Registration of securities issued in business combination transactions

Material Events During the Reporting Period

v3.22.2.2
Material Events During the Reporting Period
6 Months Ended
Jun. 30, 2022
Material Events During The Reporting Period Abstract  
Material Events during the Reporting Period

NOTE 4: Material Events during the Reporting Period

a.      On May 10, 2022, the Company received a letter from a government body in the United Arab Emirates informing the Company of its intention to purchase two of the Company’s systems during the current year, and that $2 million was allocated for the purchase. As stated in the letter, the parties will remain in contact until the procedures required by the governmental body in the United Arab Emirates to carry out the purchase are completed. It is noted that as of the approval date of the report, the order had not yet been placed.

b.      Share-based compensation:

1.      In February 2022, the Company granted Mr. Moshe Maor, an independent director of the Company, 66,340 options to purchase 66,340 ordinary shares of NIS 0.01 par value each of the Company, in accordance with the Company’s Israeli options plan. Each of the options will be exercisable to a Company share, subject to its vesting, during the exercise period in exchange for an exercise price, not linked, of NIS 7.07 per share for four years from the commencement date of the vesting period. The options will vest over three years. The valuation of the option price was based on the market value of the Company using the Black and Scholes model as of the grant date. The fair value of all the options granted, as of the grant date, is NIS 104,389.

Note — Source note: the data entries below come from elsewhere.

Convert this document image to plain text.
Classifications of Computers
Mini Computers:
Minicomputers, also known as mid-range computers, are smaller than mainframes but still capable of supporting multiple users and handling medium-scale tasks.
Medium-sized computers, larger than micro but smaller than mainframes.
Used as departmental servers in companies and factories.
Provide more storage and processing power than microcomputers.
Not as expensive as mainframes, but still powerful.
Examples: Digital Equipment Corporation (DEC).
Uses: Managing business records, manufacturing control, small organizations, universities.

2.      In June 2022, the Company granted an employee of the Company 30,000 options to purchase ordinary shares of NIS 0.01 par value shares of the Company, in accordance with the Company’s Israeli options plan. Each of the options will be exercisable to a Company share, subject to its vesting, during the exercise period in exchange for an exercise price, not linked, of NIS 0.28 per share for ten years from the grant date of the options, or termination of the contract between the Company and the employee, the earlier of which. All the options vested in one tranche on June 16, 2022. The valuation of the option price was based on the market value of the Company using the Black and Scholes model as of the grant date. The fair value of all the options granted, as of the grant date, is NIS 64,889.

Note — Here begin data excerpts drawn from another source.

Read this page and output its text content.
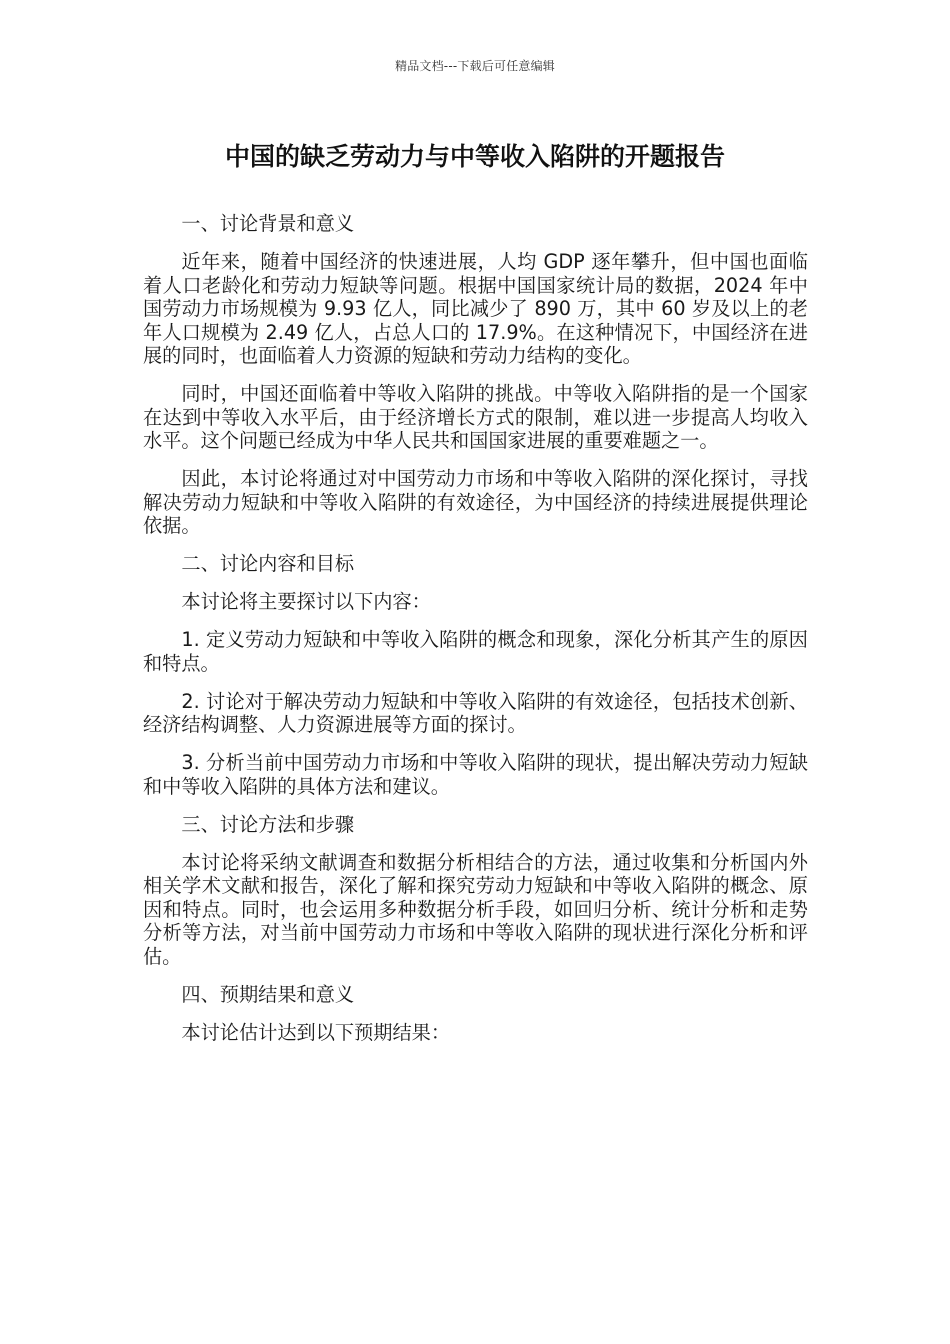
精品文档---下载后可任意编辑
中国的缺乏劳动力与中等收入陷阱的开题报告

一、讨论背景和意义

近年来，随着中国经济的快速进展，人均 GDP 逐年攀升，但中国也面临着人口老龄化和劳动力短缺等问题。根据中国国家统计局的数据，2024 年中国劳动力市场规模为 9.93 亿人，同比减少了 890 万，其中 60 岁及以上的老年人口规模为 2.49 亿人，占总人口的 17.9%。在这种情况下，中国经济在进展的同时，也面临着人力资源的短缺和劳动力结构的变化。

同时，中国还面临着中等收入陷阱的挑战。中等收入陷阱指的是一个国家在达到中等收入水平后，由于经济增长方式的限制，难以进一步提高人均收入水平。这个问题已经成为中华人民共和国国家进展的重要难题之一。

因此，本讨论将通过对中国劳动力市场和中等收入陷阱的深化探讨，寻找解决劳动力短缺和中等收入陷阱的有效途径，为中国经济的持续进展提供理论依据。

二、讨论内容和目标

本讨论将主要探讨以下内容：

1. 定义劳动力短缺和中等收入陷阱的概念和现象，深化分析其产生的原因和特点。

2. 讨论对于解决劳动力短缺和中等收入陷阱的有效途径，包括技术创新、经济结构调整、人力资源进展等方面的探讨。

3. 分析当前中国劳动力市场和中等收入陷阱的现状，提出解决劳动力短缺和中等收入陷阱的具体方法和建议。

三、讨论方法和步骤

本讨论将采纳文献调查和数据分析相结合的方法，通过收集和分析国内外相关学术文献和报告，深化了解和探究劳动力短缺和中等收入陷阱的概念、原因和特点。同时，也会运用多种数据分析手段，如回归分析、统计分析和走势分析等方法，对当前中国劳动力市场和中等收入陷阱的现状进行深化分析和评估。

四、预期结果和意义

本讨论估计达到以下预期结果：
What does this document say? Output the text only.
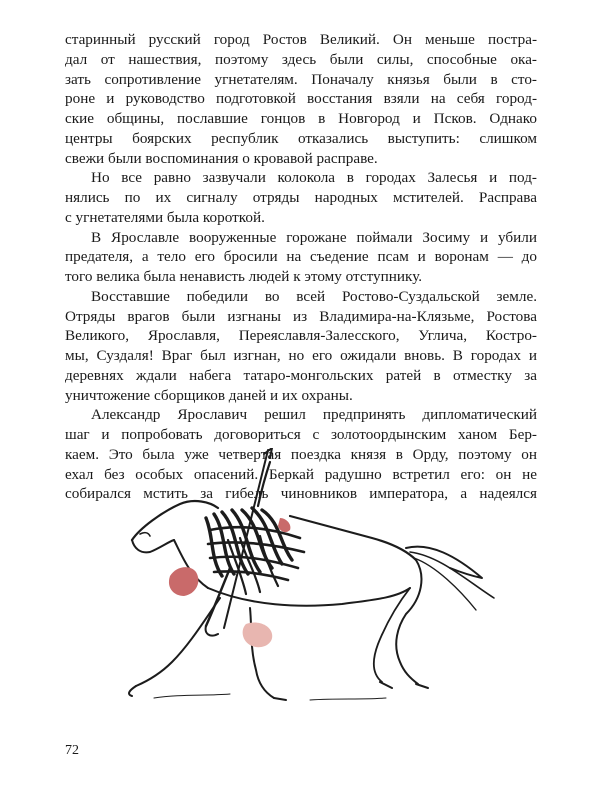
старинный русский город Ростов Великий. Он меньше постра-
дал от нашествия, поэтому здесь были силы, способные ока-
зать сопротивление угнетателям. Поначалу князья были в сто-
роне и руководство подготовкой восстания взяли на себя город-
ские общины, пославшие гонцов в Новгород и Псков. Однако
центры боярских республик отказались выступить: слишком
свежи были воспоминания о кровавой расправе.
Но все равно зазвучали колокола в городах Залесья и под-
нялись по их сигналу отряды народных мстителей. Расправа
с угнетателями была короткой.
В Ярославле вооруженные горожане поймали Зосиму и убили
предателя, а тело его бросили на съедение псам и воронам — до
того велика была ненависть людей к этому отступнику.
Восставшие победили во всей Ростово-Суздальской земле.
Отряды врагов были изгнаны из Владимира-на-Клязьме, Ростова
Великого, Ярославля, Переяславля-Залесского, Углича, Костро-
мы, Суздаля! Враг был изгнан, но его ожидали вновь. В городах и
деревнях ждали набега татаро-монгольских ратей в отместку за
уничтожение сборщиков даней и их охраны.
Александр Ярославич решил предпринять дипломатический
шаг и попробовать договориться с золотоордынским ханом Бер-
каем. Это была уже четвертая поездка князя в Орду, поэтому он
ехал без особых опасений. Беркай радушно встретил его: он не
собирался мстить за гибель чиновников императора, а надеялся
72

c.      Related party disclosers:

On May 19, 2022, the Company entered into a loan agreement (the “Agreement”) with the OurCrowd Group, an related party in the Company (the “Lender”), according to which the Lender will provide the Company, upon signing the agreement, with a loan of USD 1.1 million dollars (the “Loan Principal”), at an annual interest of 6% (the “Interest”). The principal will be repaid in one lump sum on May 19, 2027 or within 30 business days from the date on which the Company will raise capital, either in one round or in several rounds, totaling together USD 2 million dollars or more (“Round”), whichever comes first (“Maturity Date”). The interest will be paid annually on December 31 of each calendar year for the past year or part of it, as the case may be, or on the Maturity Date as defined above, or on an early maturity date, as stated below. It is clarified that the loan and/or any other loan taken by the Company will not be counted for the purpose of calculating the cumulative total capital raised.

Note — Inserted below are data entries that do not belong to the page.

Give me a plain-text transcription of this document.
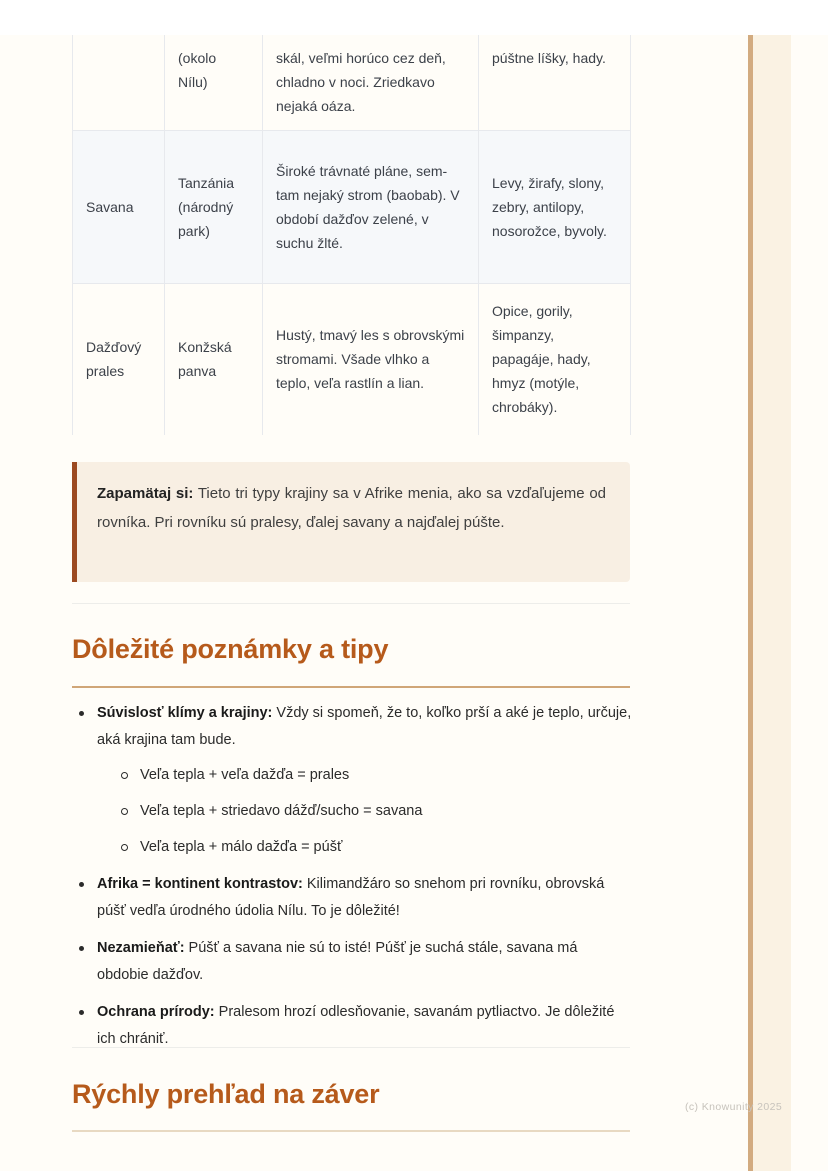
(c) Knowunity 2025
	(okolo Nílu)	skál, veľmi horúco cez deň, chladno v noci. Zriedkavo nejaká oáza.	púštne líšky, hady.
Savana	Tanzánia (národný park)	Široké trávnaté pláne, sem-tam nejaký strom (baobab). V období dažďov zelené, v suchu žlté.	Levy, žirafy, slony, zebry, antilopy, nosorožce, byvoly.
Dažďový prales	Konžská panva	Hustý, tmavý les s obrovskými stromami. Všade vlhko a teplo, veľa rastlín a lian.	Opice, gorily, šimpanzy, papagáje, hady, hmyz (motýle, chrobáky).
Zapamätaj si: Tieto tri typy krajiny sa v Afrike menia, ako sa vzďaľujeme od rovníka. Pri rovníku sú pralesy, ďalej savany a najďalej púšte.
Dôležité poznámky a tipy
Súvislosť klímy a krajiny: Vždy si spomeň, že to, koľko prší a aké je teplo, určuje, aká krajina tam bude.
Veľa tepla + veľa dažďa = prales
Veľa tepla + striedavo dážď/sucho = savana
Veľa tepla + málo dažďa = púšť
Afrika = kontinent kontrastov: Kilimandžáro so snehom pri rovníku, obrovská púšť vedľa úrodného údolia Nílu. To je dôležité!
Nezamieňať: Púšť a savana nie sú to isté! Púšť je suchá stále, savana má obdobie dažďov.
Ochrana prírody: Pralesom hrozí odlesňovanie, savanám pytliactvo. Je dôležité ich chrániť.
Rýchly prehľad na záver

The Company may repay the loan (Principal and Interest) early, in whole or in part, at any time and for any reason, with advance notice in writing to the Lender 7 days prior to the early repayment, at its sole discretion, and without an early repayment fee. The repayment of the loan will not be secured by a lien, or any other collateral and the loan is not convertible to equity.

The Company undertook that starting from the date of signing the Agreement, and as long as the loan Principal and the accrued Interest have not been repaid in full, the Company will not take a loan and/or any other financing with a higher priority than the loan from any party other than the Lender, without the prior consent in writing of the Lender. It is clarified that the Company may take a loan and/or any other financing from any other party at any time and without the Lender’s approval, if the loan and/or other financing will be used, among other things, to repay the Loan in full.

If the Company does not make any payment to the Lender under the Agreement, the Company must pay the Lender immediately upon its first demand, for the amount in arrears, interest on arrears for the period in arrears at a rate of 5% per year plus VAT (in addition to the Interest, as defined above), without prejudice to the right of the Lender to other remedies.

As this is a loan on favorable terms from a shareholder of the Company, the beneficial component was classified as a capital contribution from related party. The discount rate was calculated using the WACC (weighted average cost of capital) model. The WACC is the weighted rate of return required by the holders of capital and debt. The WACC was valued at about 19.27%.

The rate of return on equity was calculated using the CAPM (capital asset pricing model) model. According to this model, the rate of return on equity is derived from risk-free interest plus a market risk premium multiplied by the Company’s systematic risk level in relation to the standard deviation of the market portfolio. The average duration was calculated for the owner’s loan at the measurement date, according to the projected duration of the loan (December 31, 2022), in accordance with the binding merger agreement with Ondas.

The total fair value of the loan at the measurement date was USD 1,022,258. The remaining amount of the loan, USD 77,742, was classified as a capital contribution from related party.